Preparation, Characterization, and Performance Control of Nanographitic Films.

Using methane as a carbon source, low-dimensional carbon nanomaterials were obtained in this work. The films were deposited directly on glass substrates by radio frequency plasma-enhanced chemical vapor deposition (RF-PECVD). The configuration and compositions of this nanographite films were identified by X-ray photoelectron spectroscopy (XPS) as carbon in sp2 bonding form. Raman spectral characterization verified the configuration of the films to be hexatomic ring of carbon atoms. As a result, they were found to be nanographite films (NGFs). Also, the atomic force microscopy (AFM) topography and Raman spectra of different areas demonstrated the diversity of the films at the nano scale.
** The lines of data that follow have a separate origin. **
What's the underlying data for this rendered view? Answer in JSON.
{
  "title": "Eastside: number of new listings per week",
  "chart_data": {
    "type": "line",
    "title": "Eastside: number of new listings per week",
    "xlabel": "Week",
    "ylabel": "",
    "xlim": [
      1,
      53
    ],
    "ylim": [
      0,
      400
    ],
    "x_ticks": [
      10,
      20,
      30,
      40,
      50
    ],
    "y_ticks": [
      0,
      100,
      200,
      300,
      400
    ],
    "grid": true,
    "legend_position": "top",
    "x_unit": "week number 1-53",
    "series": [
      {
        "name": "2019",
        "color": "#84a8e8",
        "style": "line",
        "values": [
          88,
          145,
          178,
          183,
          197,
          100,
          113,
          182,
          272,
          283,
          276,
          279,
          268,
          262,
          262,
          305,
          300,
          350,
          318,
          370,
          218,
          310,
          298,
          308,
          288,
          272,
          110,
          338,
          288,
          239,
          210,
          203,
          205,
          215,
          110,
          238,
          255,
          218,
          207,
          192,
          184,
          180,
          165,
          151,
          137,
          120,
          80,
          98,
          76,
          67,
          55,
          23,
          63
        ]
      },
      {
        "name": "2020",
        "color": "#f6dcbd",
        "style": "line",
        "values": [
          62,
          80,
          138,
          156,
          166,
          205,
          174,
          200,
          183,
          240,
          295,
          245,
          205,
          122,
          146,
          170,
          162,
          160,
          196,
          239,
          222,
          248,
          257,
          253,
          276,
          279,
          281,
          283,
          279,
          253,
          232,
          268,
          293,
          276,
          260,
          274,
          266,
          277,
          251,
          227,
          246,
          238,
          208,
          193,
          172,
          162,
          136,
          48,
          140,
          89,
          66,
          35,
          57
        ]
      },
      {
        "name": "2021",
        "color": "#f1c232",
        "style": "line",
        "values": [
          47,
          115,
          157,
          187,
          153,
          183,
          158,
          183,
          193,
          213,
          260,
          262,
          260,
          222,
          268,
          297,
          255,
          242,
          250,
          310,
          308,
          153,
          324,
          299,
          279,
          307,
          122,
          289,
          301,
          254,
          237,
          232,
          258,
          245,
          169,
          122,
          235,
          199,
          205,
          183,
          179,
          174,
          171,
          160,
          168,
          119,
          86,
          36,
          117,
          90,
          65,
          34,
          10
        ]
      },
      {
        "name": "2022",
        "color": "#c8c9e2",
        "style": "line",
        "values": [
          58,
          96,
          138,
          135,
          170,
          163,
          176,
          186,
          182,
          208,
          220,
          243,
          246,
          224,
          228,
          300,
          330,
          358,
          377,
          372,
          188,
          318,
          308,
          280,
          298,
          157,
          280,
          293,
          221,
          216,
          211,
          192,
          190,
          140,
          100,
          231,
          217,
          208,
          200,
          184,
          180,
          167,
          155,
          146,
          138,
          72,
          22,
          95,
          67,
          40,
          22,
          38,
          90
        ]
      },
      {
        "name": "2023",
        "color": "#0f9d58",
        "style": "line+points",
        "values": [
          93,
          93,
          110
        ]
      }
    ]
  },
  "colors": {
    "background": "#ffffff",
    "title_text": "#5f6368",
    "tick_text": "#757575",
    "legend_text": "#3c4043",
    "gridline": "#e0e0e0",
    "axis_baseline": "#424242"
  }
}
The high light-transmitting and electron mobility indicated that the NGFs possessed excellent optic-electronic properties and could be used as good photoelectrical function materials. Furthermore, the physical and chemical growth mechanism of NGFs were analyzed by PECVD. NGFs could be obtained in a controlled process by modulating the growth conditions. In this work, the complicated transfer process commonly used for optoelectronic devices could be avoided. Also, by growing the films directly on a glass substrate, the quality degradation of the film was not a problem. This work can further promote the development of next-generation electronic or optoelectronic function materials, especially for their application in transparent conductive electrode fields.